CONSTELAÇÃO DE SABERES
Cristine Takuá
28 de março de 2024

Foto: Vhera Poty
Nos processos educativos, e não só neles, mas também nas relações humanas, sinto a falta do afeto e da concentração, do cuidado e da atenção!
Com isso percebo que a instituição escolar não está fazendo sentido! Esse modelo de escola que prioriza a escrita, a leitura, os números, uma enxurrada de informações efêmeras, vazias de sentidos poéticos e práticos na vida das crianças e dos jovens.
Tenho pensado e sonhado com as Escolas Vivas, que valorizam o potencial de cada um em sua delicada essência. Que dialogam sobre valores de ser e estar nos territórios de forma bela e equilibrada. Que falam das artes, falam de cura, dos cantos e encantos dessa vida que pulsa a cada novo amanhecer.
Durante doze anos, eu fui professora na escola estadual indígena em minha comunidade. Foram anos de lutas e desafios, uma constante busca de equilibrar a dureza e a beleza nessa longa caminhada. Professora de filosofia que fui, mas também de história, sociologia e geografia, sempre gostei de desenhar, sair e caminhar com os alunos, ver a floresta, escutar e aprender para além dos livros.
E nesse percurso fiz parte de um processo muito forte de busca por direitos para garantir a formação dos professores indígenas numa licenciatura intercultural indígena.
Para isso, formamos um grupo de trabalho e, durante dois anos, ficamos dialogando, debatendo e construindo o PPP, o Projeto Político Pedagógico, para o curso. Nesse processo do GT que deu origem ao PPP da licenciatura que sonhamos, desenvolvemos o conceito da “constelação curricular”, para fugir da ideia de grade, onde todos os saberes ficam divididos, fragmentados e presos.
Pensar um céu que produz conhecimento e, a partir daí, fazer a articulação entre saberes e fazeres será o grande diferencial dessa formação que vai trazer muito fortalecimento para os territórios indígenas de São Paulo. O curso será organizado no tempo de alternância, o tempo-universidade e o tempo-comunidade.
Após muita luta, em março deste ano foi dado início ao curso de formação pela Unifesp de Santos, momento histórico para os povos indígenas em São Paulo.
Fui convidada a dar a aula inaugural junto a Carlos Papá no primeiro dia da licenciatura. Foi um momento muito especial, pois, estando fora de sala de aula há dois anos, pude trazer uma reflexão sobre as minhas inquietações sobre a escola, a monocultura mental e os desafios que vivi nos tempos em que dei aula e, ao mesmo tempo, lutei intensamente para garantir um processo formativo que respeitasse o tempo de cada cultura.

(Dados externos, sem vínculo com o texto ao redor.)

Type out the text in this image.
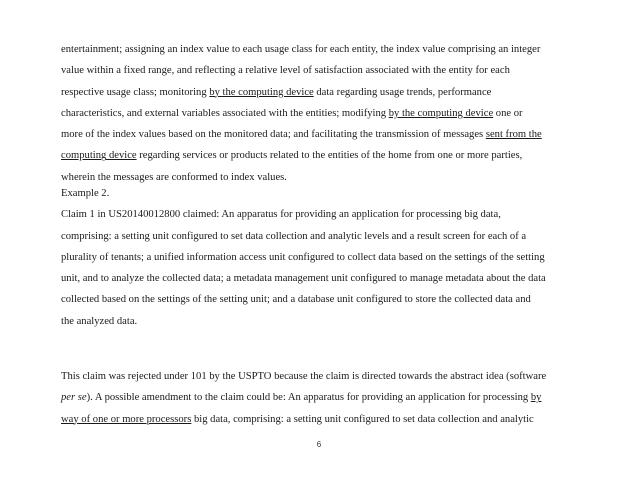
entertainment; assigning an index value to each usage class for each entity, the index value comprising an integer
value within a fixed range, and reflecting a relative level of satisfaction associated with the entity for each
respective usage class; monitoring by the computing device data regarding usage trends, performance
characteristics, and external variables associated with the entities; modifying by the computing device one or
more of the index values based on the monitored data; and facilitating the transmission of messages sent from the
computing device regarding services or products related to the entities of the home from one or more parties,
wherein the messages are conformed to index values.
Example 2.
Claim 1 in US20140012800 claimed: An apparatus for providing an application for processing big data,
comprising: a setting unit configured to set data collection and analytic levels and a result screen for each of a
plurality of tenants; a unified information access unit configured to collect data based on the settings of the setting
unit, and to analyze the collected data; a metadata management unit configured to manage metadata about the data
collected based on the settings of the setting unit; and a database unit configured to store the collected data and
the analyzed data.
This claim was rejected under 101 by the USPTO because the claim is directed towards the abstract idea (software
per se). A possible amendment to the claim could be: An apparatus for providing an application for processing by
way of one or more processors big data, comprising: a setting unit configured to set data collection and analytic
6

Durante o tempo-comunidade, cada aluno da licenciatura tem que fazer estágio com orientação de um professor, que pode também ser um líder espiritual, um conhecedor da cultura ou algum membro da escola local. Para a minha surpresa, um jovem aluno me fez a proposta de ser a orientadora dele junto a Escola Viva Guarani e o coordenador Carlos Papá. Esse momento é transformador para a educação e o fortalecimento das memórias ancestrais.
As Escolas Vivas desabrocharam como um sopro de inspiração, uma semeadura multicolorida para ativar as energias de mestres, que estão muitas vezes cansados dos desafios constantes. Esperamos que, a partir do caminhar coletivo, se animem a tecer juntos tramas de narrativas, saberes e possibilidades de sonhar mais.